We flushed a single Grey-breasted Crake and two or three Yellow-breasted Crakes. By leaving the camera on a wide-angle setting and pressing the shutter the moment a crake flew (without even moving the camera up to my eye) I was able to get this shot of a Yellow-breasted Crake.

 

Widespread from Canada to northern Costa Rica, Red-winged Blackbirds were abundant in the marshy areas.

 

They looked particularly attractive when they raise their red and yellow epaulettes in display.

 

On my return to the UK I heard that a female Red-winged Blackbird had been found on North Ronaldsay in Orkney. A first for Britain (if you discount some deliberate releases in the 19th C) it attracted a lot of twitchers. Although I like to add to my British list I’m not in that league. That said if it was a world lifer and I couldn’t easily see it on a planned future foreign trip I’d have be enquiring about charter flights!

 

On the edge of the marsh was a lake with the usual run of stilts, egrets etc but a group of Blue-winged Teal (just visible in the centre) and American Wigeon (which are not) made the visit worthwhile.

 

In the wet grassland were a few Collared Plovers, a resident wader species ….

 

…. and the highly migratory Pectoral Sandpiper. Recent research has shown that when Pecs have completed the arduous journey from Patagonia to the Canadian/Alaskan tundra, the males then fan out, some visiting the entire breeding range from the tundra of the northern Ural Mountains to Canada’s Baffin Island in a single season. Here they display at a series of leks attempting to mate with as many females as possible over their entire 4000km breeding range before flying back to Patagonia to winter. Aren’t birds just marvellous!

 

It was back to the hotel and it’s weird statue for breakfast, then on again to some areas of marshes and irrigated fields.

 

Here we found that aberrant wader, Wattled Jacana in some abundance. The bird at the rear is a juvenile. Interestingly the Lesser Jacana of Africa looks just like a small version of juvenile African Jacana and is a rare example (in birds at least) of neotony, speciation by remaining in juvenile plumage until of breeding age.

 

Green Kingfishers were particularly photogenic in the irrigation ditches surrounding the fields.

 

Thee same ditches gave us wonderful views of White-throated Crake ….

 

…. our third crake of the day (fifth if you include rails and galinules) although as often happens the bird hasn’t been named after its most obvious field characteristic.

 

I have posted a number of photos of adult Bare-throated Tiger-heron before but here is a tiger-striped juvenile ….

 

…. but this heron, Pinnated Bittern was a real surprise.
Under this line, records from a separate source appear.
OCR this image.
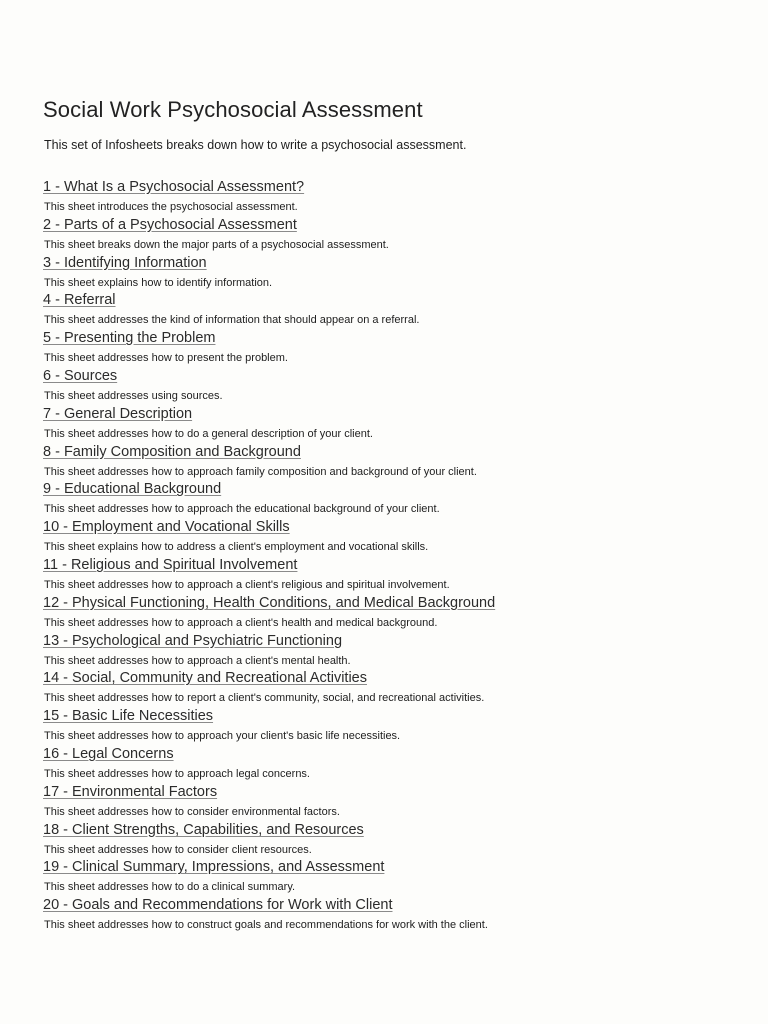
Social Work Psychosocial Assessment

This set of Infosheets breaks down how to write a psychosocial assessment.

1 - What Is a Psychosocial Assessment?
This sheet introduces the psychosocial assessment.
2 - Parts of a Psychosocial Assessment
This sheet breaks down the major parts of a psychosocial assessment.
3 - Identifying Information
This sheet explains how to identify information.
4 - Referral
This sheet addresses the kind of information that should appear on a referral.
5 - Presenting the Problem
This sheet addresses how to present the problem.
6 - Sources
This sheet addresses using sources.
7 - General Description
This sheet addresses how to do a general description of your client.
8 - Family Composition and Background
This sheet addresses how to approach family composition and background of your client.
9 - Educational Background
This sheet addresses how to approach the educational background of your client.
10 - Employment and Vocational Skills
This sheet explains how to address a client's employment and vocational skills.
11 - Religious and Spiritual Involvement
This sheet addresses how to approach a client's religious and spiritual involvement.
12 - Physical Functioning, Health Conditions, and Medical Background
This sheet addresses how to approach a client's health and medical background.
13 - Psychological and Psychiatric Functioning
This sheet addresses how to approach a client's mental health.
14 - Social, Community and Recreational Activities
This sheet addresses how to report a client's community, social, and recreational activities.
15 - Basic Life Necessities
This sheet addresses how to approach your client's basic life necessities.
16 - Legal Concerns
This sheet addresses how to approach legal concerns.
17 - Environmental Factors
This sheet addresses how to consider environmental factors.
18 - Client Strengths, Capabilities, and Resources
This sheet addresses how to consider client resources.
19 - Clinical Summary, Impressions, and Assessment
This sheet addresses how to do a clinical summary.
20 - Goals and Recommendations for Work with Client
This sheet addresses how to construct goals and recommendations for work with the client.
I have been searching for this bird since the 80’s and have drawn a blank across its huge Neotropical range. It was one of five write-ins on the trip, ie species that have never been recorded in Birdquest’s 30 years of running trips to Costa Rica. Three of these are species that have been added due to taxonomic revision (that is recorded before but not when they were considered full species) another was Wilson’s Phalarope, which was just a scarce migrant and the fifth was this bird – which just goes to show how thinly spread they are over their enormous range. Maybe not quite the bird of the trip but one of the contenders certainly.

 

Another Nicaraguan bird that just creeps over the border into Costa Rica is Nicaraguan Seedfinch. After some searching we found this huge-billed gem in a fallow field.

 

Seedfinches don’t usually feature very high on birders want-lists but with a bill like that this qualifies as a ‘mega’.

 

Our final destination on this action packed day was a visit to a private reserve at La Fortuna. Grey-head Chachalacas were common and tame but we failed to score with the elusive Uniform Crake, (although we did hear it and it was probably glimpsed). Shame as a four crake day would have been something special.

 

Ominous clouds were gathering as we left and headed for the nearby Arenal Observatory Lodge.

 

At Arenal Observatory Lodge some of us went out owling after dinner and saw the magnificent Black-and-White Owl. I didn’t take any photos through. The point of telling you this is that this means I saw eight life birds today, unprecedented in my recent birding history – what a day!